Luckily I found an older librarian who remembered the days of Miss Read’s popularity clearly. Books do fall out of fashion, we agreed. And it seems that when they do they are taken out of the library system, given to old people’s homes – I very much look forward to reading Miss Read in my old people’s home – or pulped.

While one sympathises with the library authorities – this column is big on libraries – they could have got it wrong this time. By a strange coincidence, Christmas with Miss Read is to be reissued by her publisher, Orion, this December, with a new cover. Her very first book, Village School (1955), will be reissued this July. Watch it putter gently up the bestseller lists.

Everything Miss Read wrote, as far as I can see, sold solidly, quietly and for long periods. She was a hit in Japan and Germany. The Americans have always been particular fans. Last week Miss Read’s death was noted in the Washington Post, for example, and her life’s work was discussed at some length in the New York Times.

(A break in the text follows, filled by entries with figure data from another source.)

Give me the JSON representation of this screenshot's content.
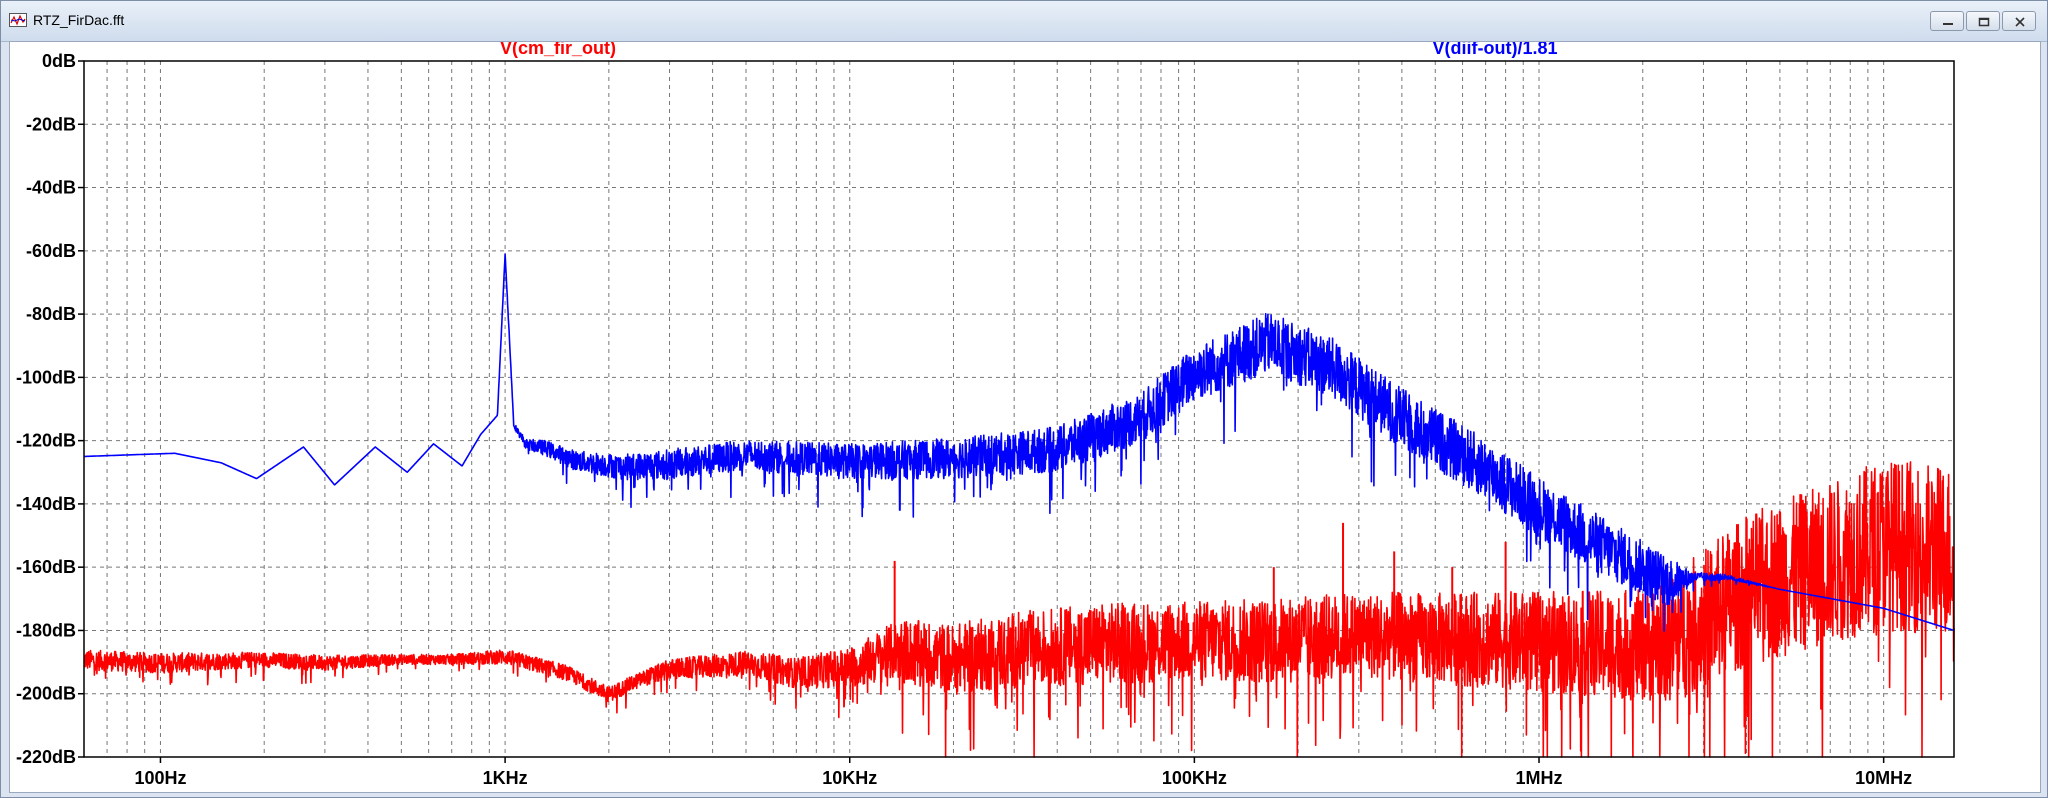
{
  "window": {
    "title": "RTZ_FirDac.fft",
    "icon": "waveform-file-icon",
    "buttons": [
      "minimize-icon",
      "maximize-icon",
      "close-icon"
    ]
  },
  "chart_data": {
    "type": "line",
    "xscale": "log",
    "xlim": [
      60,
      16000000
    ],
    "ylim": [
      -220,
      0
    ],
    "grid": true,
    "xlabel": "",
    "ylabel": "",
    "x_ticks": [
      {
        "value": 100,
        "label": "100Hz"
      },
      {
        "value": 1000,
        "label": "1KHz"
      },
      {
        "value": 10000,
        "label": "10KHz"
      },
      {
        "value": 100000,
        "label": "100KHz"
      },
      {
        "value": 1000000,
        "label": "1MHz"
      },
      {
        "value": 10000000,
        "label": "10MHz"
      }
    ],
    "y_ticks": [
      {
        "value": 0,
        "label": "0dB"
      },
      {
        "value": -20,
        "label": "-20dB"
      },
      {
        "value": -40,
        "label": "-40dB"
      },
      {
        "value": -60,
        "label": "-60dB"
      },
      {
        "value": -80,
        "label": "-80dB"
      },
      {
        "value": -100,
        "label": "-100dB"
      },
      {
        "value": -120,
        "label": "-120dB"
      },
      {
        "value": -140,
        "label": "-140dB"
      },
      {
        "value": -160,
        "label": "-160dB"
      },
      {
        "value": -180,
        "label": "-180dB"
      },
      {
        "value": -200,
        "label": "-200dB"
      },
      {
        "value": -220,
        "label": "-220dB"
      }
    ],
    "series": [
      {
        "name": "V(cm_fir_out)",
        "color": "#ff0000",
        "envelope": {
          "x": [
            60,
            100,
            200,
            300,
            500,
            700,
            1000,
            1500,
            2000,
            2500,
            3000,
            5000,
            7000,
            10000,
            14000,
            20000,
            30000,
            50000,
            100000,
            170000,
            300000,
            500000,
            1000000,
            2000000,
            2500000,
            4000000,
            7000000,
            10000000,
            16000000
          ],
          "y": [
            -189,
            -190,
            -189,
            -190,
            -189,
            -189,
            -188,
            -193,
            -200,
            -195,
            -192,
            -190,
            -193,
            -191,
            -185,
            -188,
            -185,
            -183,
            -182,
            -182,
            -180,
            -181,
            -182,
            -183,
            -180,
            -165,
            -156,
            -150,
            -152
          ]
        },
        "noise_db": [
          4,
          4,
          3,
          3,
          2,
          2,
          3,
          3,
          3,
          3,
          4,
          5,
          6,
          8,
          12,
          14,
          15,
          16,
          16,
          17,
          17,
          18,
          20,
          22,
          26,
          30,
          32,
          34,
          34
        ],
        "spurs": [
          {
            "x": 13500,
            "y": -158
          },
          {
            "x": 170000,
            "y": -160
          },
          {
            "x": 270000,
            "y": -146
          },
          {
            "x": 380000,
            "y": -155
          },
          {
            "x": 560000,
            "y": -160
          },
          {
            "x": 800000,
            "y": -152
          }
        ]
      },
      {
        "name": "V(diif-out)/1.81",
        "color": "#0000ff",
        "envelope": {
          "x": [
            60,
            110,
            150,
            190,
            260,
            320,
            420,
            520,
            620,
            750,
            850,
            950,
            1000,
            1060,
            1150,
            1300,
            1600,
            2200,
            3000,
            5000,
            10000,
            20000,
            40000,
            70000,
            100000,
            165000,
            250000,
            400000,
            700000,
            1000000,
            1500000,
            2400000,
            2800000,
            3500000,
            5000000,
            10000000,
            16000000
          ],
          "y": [
            -125,
            -124,
            -127,
            -132,
            -122,
            -134,
            -122,
            -130,
            -121,
            -128,
            -118,
            -112,
            -61,
            -115,
            -121,
            -122,
            -126,
            -128,
            -127,
            -124,
            -126,
            -125,
            -122,
            -112,
            -98,
            -88,
            -96,
            -112,
            -128,
            -140,
            -152,
            -164,
            -163,
            -163,
            -167,
            -173,
            -180
          ]
        },
        "noise_db": [
          0,
          0,
          0,
          0,
          0,
          0,
          0,
          0,
          0,
          0,
          0,
          0,
          0,
          1,
          2,
          3,
          4,
          5,
          6,
          6,
          7,
          8,
          9,
          10,
          11,
          12,
          12,
          12,
          12,
          12,
          12,
          10,
          2,
          1,
          0,
          0,
          0
        ]
      }
    ]
  }
}
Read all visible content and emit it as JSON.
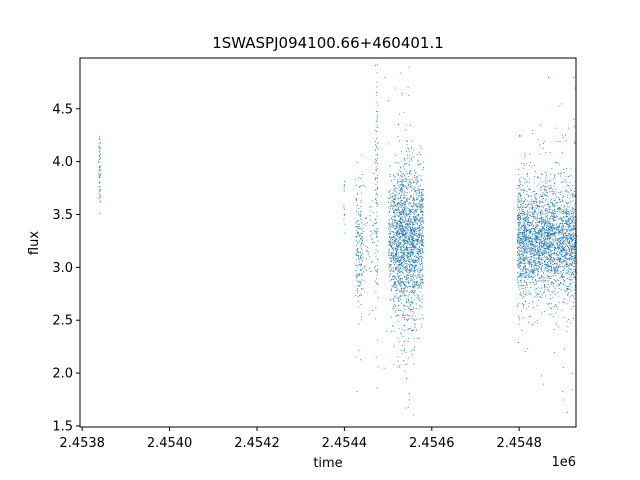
{
  "chart_data": {
    "type": "scatter",
    "title": "1SWASPJ094100.66+460401.1",
    "xlabel": "time",
    "ylabel": "flux",
    "x_offset_label": "1e6",
    "xlim": [
      2453795,
      2454930
    ],
    "ylim": [
      1.49,
      4.98
    ],
    "x_ticks": [
      2453800,
      2454000,
      2454200,
      2454400,
      2454600,
      2454800
    ],
    "x_tick_labels": [
      "2.4538",
      "2.4540",
      "2.4542",
      "2.4544",
      "2.4546",
      "2.4548"
    ],
    "y_ticks": [
      1.5,
      2.0,
      2.5,
      3.0,
      3.5,
      4.0,
      4.5
    ],
    "y_tick_labels": [
      "1.5",
      "2.0",
      "2.5",
      "3.0",
      "3.5",
      "4.0",
      "4.5"
    ],
    "grid": false,
    "legend": "none",
    "marker_color": "#1f77b4",
    "series": [
      {
        "clusters": [
          {
            "x_range": [
              2453837,
              2453841
            ],
            "y_center": 3.95,
            "y_spread": 0.18,
            "n": 60
          },
          {
            "x_range": [
              2454397,
              2454400
            ],
            "y_center": 3.6,
            "y_spread": 0.12,
            "n": 15
          },
          {
            "x_range": [
              2454425,
              2454440
            ],
            "y_center": 3.2,
            "y_spread": 0.3,
            "n": 180
          },
          {
            "x_range": [
              2454440,
              2454470
            ],
            "y_center": 3.2,
            "y_spread": 0.25,
            "n": 60
          },
          {
            "x_range": [
              2454470,
              2454476
            ],
            "y_center": 3.6,
            "y_spread": 0.6,
            "n": 120
          },
          {
            "x_range": [
              2454500,
              2454510
            ],
            "y_center": 3.25,
            "y_spread": 0.3,
            "n": 150
          },
          {
            "x_range": [
              2454510,
              2454580
            ],
            "y_center": 3.25,
            "y_spread": 0.35,
            "n": 1700
          },
          {
            "x_range": [
              2454520,
              2454560
            ],
            "y_center": 3.2,
            "y_spread": 0.6,
            "n": 300
          },
          {
            "x_range": [
              2454795,
              2454810
            ],
            "y_center": 3.25,
            "y_spread": 0.28,
            "n": 350
          },
          {
            "x_range": [
              2454810,
              2454930
            ],
            "y_center": 3.25,
            "y_spread": 0.25,
            "n": 2200
          },
          {
            "x_range": [
              2454795,
              2454930
            ],
            "y_center": 3.3,
            "y_spread": 0.5,
            "n": 300
          }
        ],
        "outliers": [
          [
            2454428,
            1.83
          ],
          [
            2454432,
            2.22
          ],
          [
            2454436,
            2.13
          ],
          [
            2454492,
            4.8
          ],
          [
            2454500,
            4.58
          ],
          [
            2454515,
            4.7
          ],
          [
            2454530,
            4.65
          ],
          [
            2454535,
            4.47
          ],
          [
            2454540,
            4.35
          ],
          [
            2454545,
            1.68
          ],
          [
            2454548,
            1.75
          ],
          [
            2454495,
            2.4
          ],
          [
            2454490,
            2.05
          ],
          [
            2454866,
            4.8
          ],
          [
            2454895,
            4.55
          ],
          [
            2454924,
            4.8
          ],
          [
            2454910,
            1.63
          ],
          [
            2454900,
            1.75
          ],
          [
            2454855,
            1.9
          ],
          [
            2454880,
            2.2
          ],
          [
            2454840,
            2.5
          ],
          [
            2454927,
            4.7
          ],
          [
            2454905,
            4.25
          ],
          [
            2454830,
            4.3
          ],
          [
            2454920,
            2.0
          ]
        ]
      }
    ]
  }
}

Miss Read was lucky with her names. She was born Dora Shafe, married a man called Douglas Saint, and then adopted her mother’s maiden name to come up with one of the best noms de plume in the business. She started off writing about her experiences as a young rural schoolteacher in Punch magazine. Her low-key comedy was built on a bedrock of accuracy. She had a sharp ear for the ridiculous, and knew how foolish it often is to be the authority figure in the classroom when you have to say things like “now, I’m looking for two trustworthy rabbits”.

She had wanted to be a journalist but her father considered journalism no job for a woman – and who is to say that he was wrong?

She had moved from London to Chelsfield, near Orpington in Kent, when she was four. Her father had bought a small holding with his annuity from the British army, granted after the Great War. She attended a school in the village and it was essentially this community that she celebrated in her books. Her father, with the pragmatism his daughter would later show, continued to commute to his job as an insurance salesman in London.

Miss Read’s books were intelligent escapism, and very modest in their aims. I can still see the orange-and-white cover of Fresh from the Country, its spine broken and Sellotaped after too many readings.

And I wouldn’t be a bit surprised if I saw it in a brand new cover very shortly.